In March and April, Tragon bought half-liter bottles in 12 markets for dozens of brands of water, sodas, flavored water drinks and other beverages. Auditors emptied them, discarded the cap and sent them to a central lab for weighing. The results: Water bottles’ mass ranged from a low of 12.26 grams for Nestlé’s Ozarka, using the Eco-Shape Bottle, to a high of 25.94 grams for Fiji Water’s boxy bottle; the mean of all bottles excluding Nestlé’s is 17.31 grams, making the Ozarka bottle 29% lighter. (The other bottles are 41% heavier, on average; that’s a quirk of percentages, similar to how a 20% sale means the original price was 25% higher than the discounted price.) The reduction is 23% when Eco-Shape is compared with the median of other bottles, a measure that minimizes the skewing effects of the heaviest bottles.

Nestlé isn’t the only water bottler to reduce plastic content, as the Wall Street Journal pointed out in August — meaning the study may already be out of date. I contacted the makers of the four heaviest water bottles in the Nestlé study. Dave DeCecco, a spokesman for PepsiCo’s Aquafina, said the company hadn’t sold for five years a bottle that weighed as much as the 21.6 grams measured by Tragon. (Nestlé re-checked the numbers and stood by its 21.6-gram estimate, Ms. Lazgin told me.) Deja Blue has reduced its 23.8 gram bottles to 19 grams since the study, said Chris Barnes, a spokesman for Cadbury Schweppes Americas Beverages. Scott Vitters, Coca-Cola’s director of sustainable packaging, said Dasani has begun replacing its 18.2-gram bottles with lighter ones weighing 13.8 grams. Meanwhile, Thomas Mooney, senior vice president of sustainable growth for Fiji Water Co., said he had “no factual issue” with the Tragon numbers, but noted that last month Fiji announced it would reduce the amount of packaging in its products by 20% in the next three years.

For the non-water drinks, none of the brands used a bottle that weighed less than 22 grams, so the Ozarka bottle was about 50% lighter than average — a justification for Ms. Lazgin’s claim that Nestlé’s estimate is “very conservative.” But that’s not a fair comparison, Coca-Cola’s Mr. Vitters told me, because a heavier bottle is needed to “retain the carbonation.” Ms. Lazgin said that’s partly the point: The message to consumers is, “if you’re going to choose a packaged beverage, if you choose bottled water, that’s the one that’s the most healthful, and the one that uses the least plastic.”

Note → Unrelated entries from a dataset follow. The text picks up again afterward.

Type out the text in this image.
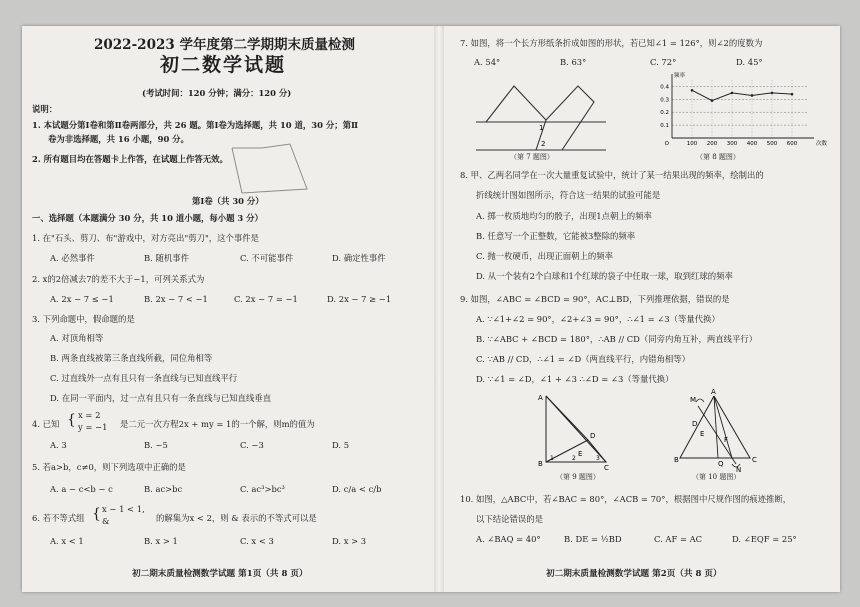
2022-2023 学年度第二学期期末质量检测
初二数学试题
(考试时间：120 分钟；满分：120 分)
说明：
1. 本试题分第Ⅰ卷和第Ⅱ卷两部分，共 26 题。第Ⅰ卷为选择题，共 10 道，30 分；第Ⅱ
卷为非选择题，共 16 小题，90 分。
2. 所有题目均在答题卡上作答，在试题上作答无效。
第Ⅰ卷（共 30 分）
一、选择题（本题满分 30 分，共 10 道小题，每小题 3 分）
1. 在"石头、剪刀、布"游戏中，对方亮出"剪刀"，这个事件是
A. 必然事件	B. 随机事件	C. 不可能事件	D. 确定性事件
2. x的2倍减去7的差不大于−1，可列关系式为
A. 2x − 7 ≤ −1	B. 2x − 7 < −1	C. 2x − 7 = −1	D. 2x − 7 ≥ −1
3. 下列命题中，假命题的是
A. 对顶角相等
B. 两条直线被第三条直线所截，同位角相等
C. 过直线外一点有且只有一条直线与已知直线平行
D. 在同一平面内，过一点有且只有一条直线与已知直线垂直
4. 已知 { x = 2
y = −1 是二元一次方程2x + my = 1的一个解，则m的值为
A. 3	B. −5	C. −3	D. 5
5. 若a>b，c≠0，则下列选项中正确的是
A. a − c<b − c	B. ac>bc	C. ac³>bc³	D. c/a < c/b
6. 若不等式组 { x − 1 < 1,
&	的解集为x < 2，则 & 表示的不等式可以是
A. x < 1	B. x > 1	C. x < 3	D. x > 3
初二期末质量检测数学试题 第1页（共 8 页）
7. 如图，将一个长方形纸条折成如图的形状，若已知∠1 = 126°，则∠2的度数为
A. 54°	B. 63°	C. 72°	D. 45°
1
2
（第 7 题图）
0.4
0.3
0.2
0.1
100 200 300 400 500 600
O
频率
次数
（第 8 题图）
8. 甲、乙两名同学在一次大量重复试验中，统计了某一结果出现的频率，绘制出的
折线统计图如图所示，符合这一结果的试验可能是
A. 掷一枚质地均匀的骰子，出现1点朝上的频率
B. 任意写一个正整数，它能被3整除的频率
C. 抛一枚硬币，出现正面朝上的频率
D. 从一个装有2个白球和1个红球的袋子中任取一球，取到红球的频率
9. 如图，∠ABC = ∠BCD = 90°，AC⊥BD，下列推理依据，错误的是
A. ∵∠1+∠2 = 90°，∠2+∠3 = 90°，∴∠1 = ∠3（等量代换）
B. ∵∠ABC + ∠BCD = 180°，∴AB // CD（同旁内角互补，两直线平行）
C. ∵AB // CD，∴∠1 = ∠D（两直线平行，内错角相等）
D. ∵∠1 = ∠D，∠1 + ∠3 ∴∠D = ∠3（等量代换）
A
B	C
D
E
1	2	3
（第 9 题图）
A
B	C
D
E
F
M
N
Q
（第 10 题图）
10. 如图，△ABC中，若∠BAC = 80°，∠ACB = 70°，根据图中尺规作图的痕迹推断，
以下结论错误的是
A. ∠BAQ = 40°	B. DE = ½BD	C. AF = AC	D. ∠EQF = 25°
初二期末质量检测数学试题 第2页（共 8 页）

The other water companies also pointed out that the plastic content of their bottles isn’t the definitive measure of environmental responsibility. Fiji’s Mr. Mooney said his company’s block-shaped bottles pack in trucks more efficiently, meaning more water can be transported at once. And Mr. Vitters said Coca-Cola strives to balance the size of its bottles with the amount of packaging needed to protect the bottles in shipment. Ms. Lazgin said the Eco-Shape Bottles require no additional packaging.

Then again, tap water uses the least plastic of all, even if municipal water works don’t tend to advertise that fact.